Education: The configural model (CFI = 0.913; SRMR = 0.053; RMSEA = 0.089) again showed mediocre but acceptable fit, supporting a similar factor structure across education levels. Metric and scalar invariance were supported (ΔCFI ≤ −0.001; ΔSRMR ≤ 0.004), indicating stability of loadings and intercepts. Strict invariance also showed acceptable ΔCFI (–0.010) and ΔSRMR (0.002). The measurement model is largely invariant across education groups, enabling cautious comparisons of latent means. As in other groups, the mediocre RMSEA of the configural model suggests interpreting results with restraint.
Job role: The configural model showed acceptable CFI (0.912) and SRMR (0.056), with an RMSEA of 0.091. This aligns with the “mediocre but acceptable” range typical for complex item-level models.

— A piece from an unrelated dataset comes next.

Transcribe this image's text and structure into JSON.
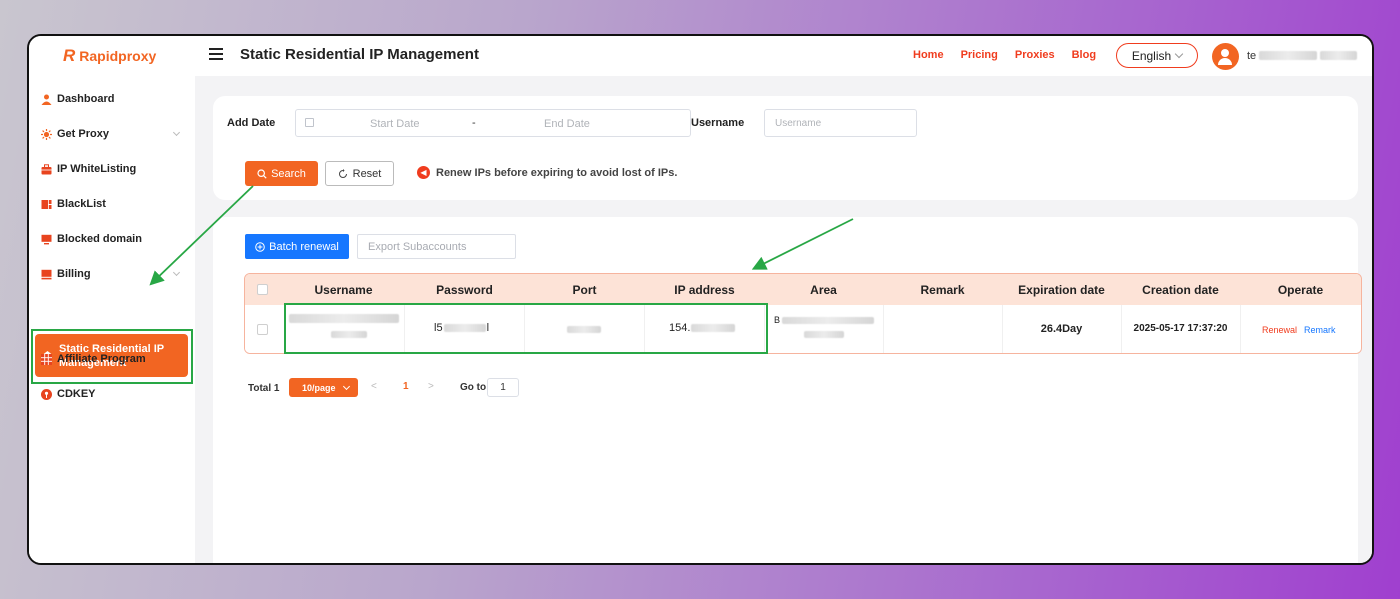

Metric invariance was supported (ΔCFI = −0.004; ΔSRMR = 0.006). Scalar invariance also met the recommended criteria (ΔCFI = −0.003; ΔSRMR = 0.001). Strict invariance yielded ΔCFI = −0.003 and a negligible ΔSRMR difference, indicating a stable model across constraints. This is the strongest invariance pattern among the groups, within the limits of the mediocre RMSEA observed at the configural level. The factor structure, loadings, and intercepts are comparable across managerial and non-managerial employees, and error variances do not show substantial differences. Latent means can be compared, though the mediocre RMSEA of the configural model still suggests cautious interpretation.